By Steven Norris
It is astonishing to me how many of the kids in my suburban Dallas neighborhood growing up had powers of supersonic hearing. We could be playing just about anywhere in a three-or-four-block radius — street hockey, football, NERF guns, whiffle ball — when one of the boys would pause, turn his ear to the wind, focus intently, and say, “Hey, man! Your mom is calling.”
It didn’t matter whose mom it was — Kevin, Joey, Chris, Alan, the other Kevin, mine — we could pick it up on the wind and just knew who it was as if she were only ten feet away. Usually, those calls had to do with dinner time, and we would head home knowing that something good was waiting for us when we got there. Maybe there were other neighborhoods full of kids with the same kind of powers, but it felt like ours was special.

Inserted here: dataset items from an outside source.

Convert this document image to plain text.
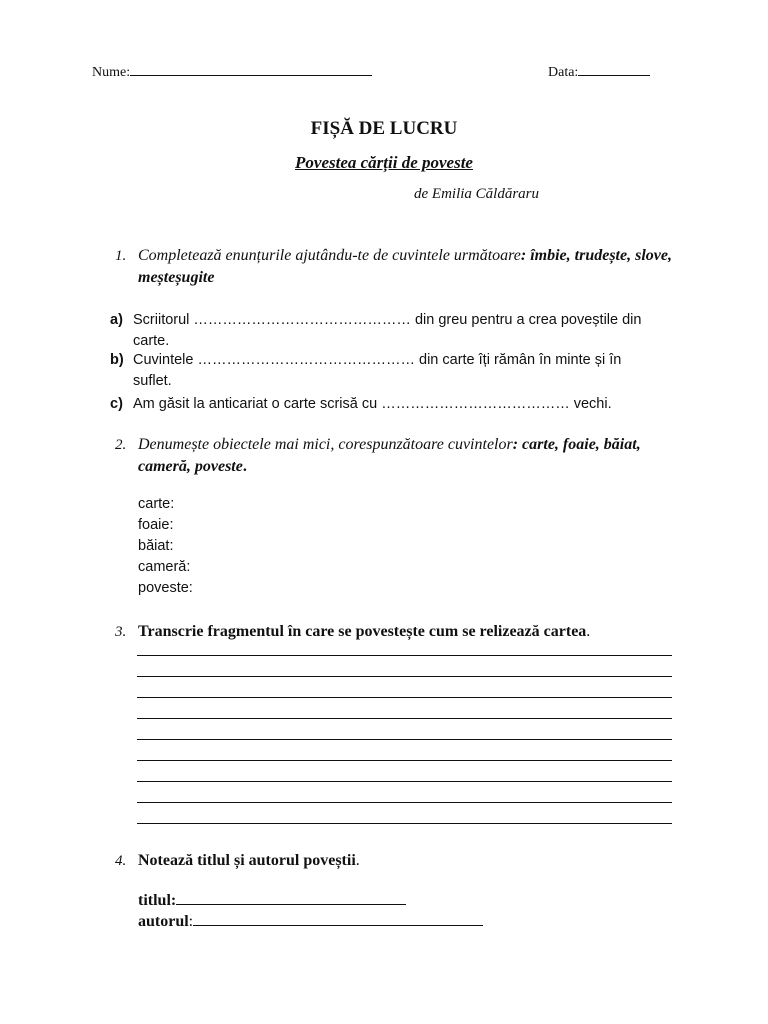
Nume:	Data:
FIȘĂ DE LUCRU
Povestea cărții de poveste
de Emilia Căldăraru
1. Completează enunțurile ajutându-te de cuvintele următoare: îmbie, trudește, slove, meșteșugite
a) Scriitorul ……………………………………… din greu pentru a crea poveștile din carte.
b) Cuvintele ……………………………………… din carte îți rămân în minte și în suflet.
c) Am găsit la anticariat o carte scrisă cu ………………………………… vechi.
2. Denumește obiectele mai mici, corespunzătoare cuvintelor: carte, foaie, băiat, cameră, poveste.
carte:
foaie:
băiat:
cameră:
poveste:
3. Transcrie fragmentul în care se povestește cum se relizează cartea.
4. Notează titlul și autorul poveștii.
titlul:
autorul:
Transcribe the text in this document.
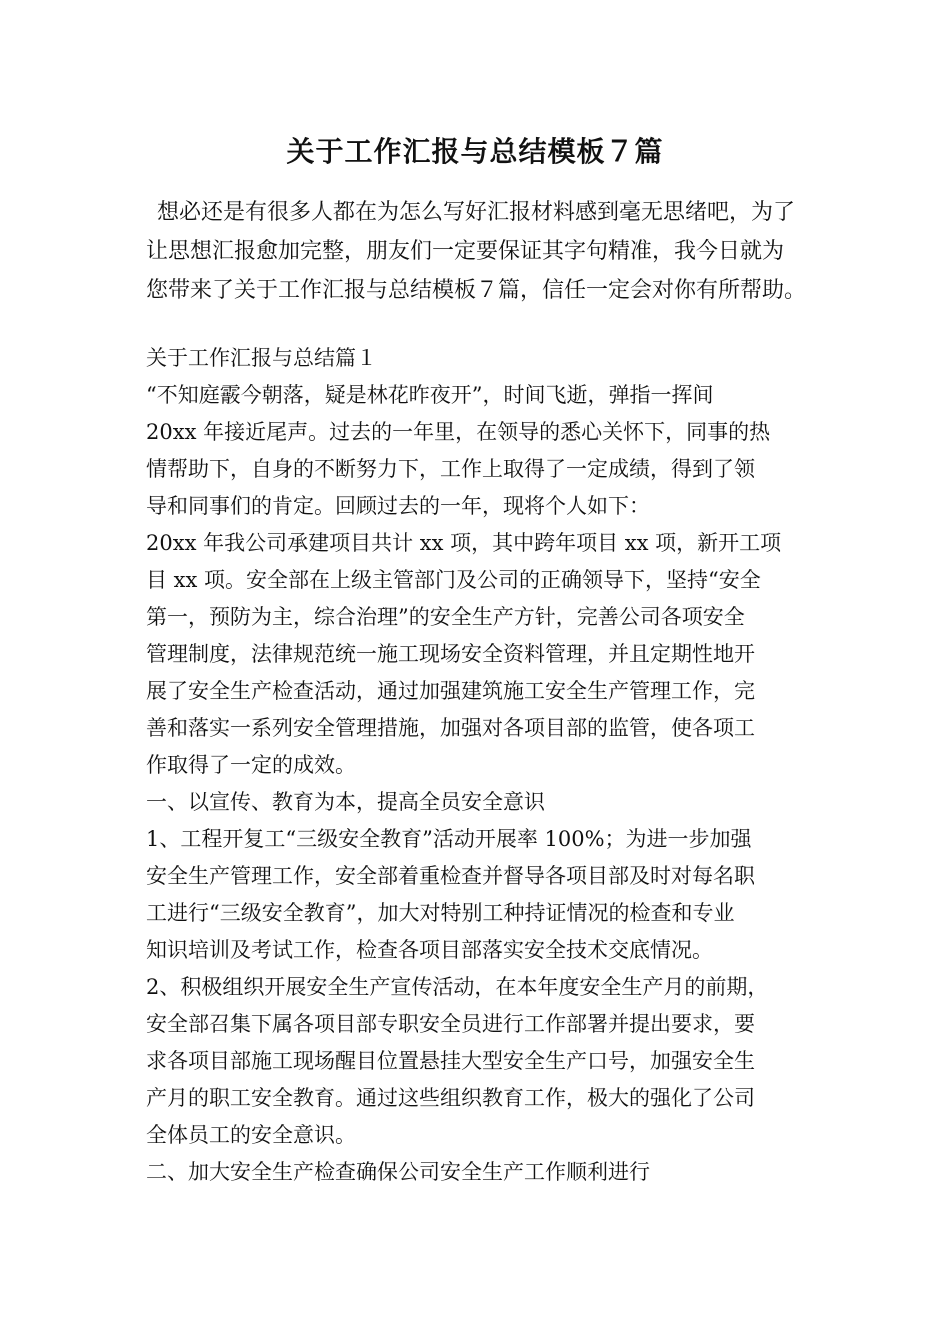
关于工作汇报与总结模板７篇
想必还是有很多人都在为怎么写好汇报材料感到毫无思绪吧，为了
让思想汇报愈加完整，朋友们一定要保证其字句精准，我今日就为
您带来了关于工作汇报与总结模板７篇，信任一定会对你有所帮助。
关于工作汇报与总结篇１
“不知庭霰今朝落，疑是林花昨夜开”，时间飞逝，弹指一挥间
20xx 年接近尾声。过去的一年里，在领导的悉心关怀下，同事的热
情帮助下，自身的不断努力下，工作上取得了一定成绩，得到了领
导和同事们的肯定。回顾过去的一年，现将个人如下：
20xx 年我公司承建项目共计 xx 项，其中跨年项目 xx 项，新开工项
目 xx 项。安全部在上级主管部门及公司的正确领导下，坚持“安全
第一，预防为主，综合治理”的安全生产方针，完善公司各项安全
管理制度，法律规范统一施工现场安全资料管理，并且定期性地开
展了安全生产检查活动，通过加强建筑施工安全生产管理工作，完
善和落实一系列安全管理措施，加强对各项目部的监管，使各项工
作取得了一定的成效。
一、以宣传、教育为本，提高全员安全意识
1、工程开复工“三级安全教育”活动开展率 100%；为进一步加强
安全生产管理工作，安全部着重检查并督导各项目部及时对每名职
工进行“三级安全教育”，加大对特别工种持证情况的检查和专业
知识培训及考试工作，检查各项目部落实安全技术交底情况。
2、积极组织开展安全生产宣传活动，在本年度安全生产月的前期，
安全部召集下属各项目部专职安全员进行工作部署并提出要求，要
求各项目部施工现场醒目位置悬挂大型安全生产口号，加强安全生
产月的职工安全教育。通过这些组织教育工作，极大的强化了公司
全体员工的安全意识。
二、加大安全生产检查确保公司安全生产工作顺利进行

Over time, my hearing has dulled — both physiologically and metaphorically. At times, I struggle to distinguish between voices in a noisy room. I cannot make out what my wife is saying from across the house. Without my consent, other voices seem to get louder and louder — voices that promise a nourishment that never lasts.
For example, as an adult, I often confuse the voices of conviction and shame. The difference can be subtle, though I believe the confusion is not innate. Rather, it is a learned behavior cultivated by repeated exposure. The world around us contains no shortage of voices who want to heap shame upon our heads and use it to manipulate us toward their own selfish ends.
How many times have we heard someone say, “You should be ashamed of yourself!” or “Shame on you!” or the more subtle, “It’s a shame you couldn’t do any better than that”? Each time it rings in our ears, the hearing dulls just a little bit.
The difference between conviction and shame is this: Conviction tells me that I made a mistake; shame tells me that I am a mistake. Conviction tells me that my behavior is not ok, shame tells me that I am not ok. Conviction calls me home; shame tells me that I am not worthy to come home.
A ministerial colleague of mine in North Carolina, Alan Wright, wrote a book on shame entitled, “Shame Off You!” He claims that the Gospel message can be summarized like this: Christ has come to remove our shame and to take it on himself. He has come to free us from the crushing load of shame that the world (and the Enemy) wants to heap upon us and the paralysis that results. He has come to call us home, where dinner is already on the table and a seat has been reserved with our name on it.
Lent is a season of repentance and coming home to God. It is not intended to be a season of shame and beating ourselves up for past mistakes. I pray that you may have ears to hear the voice of Christ calling you home in this holy time.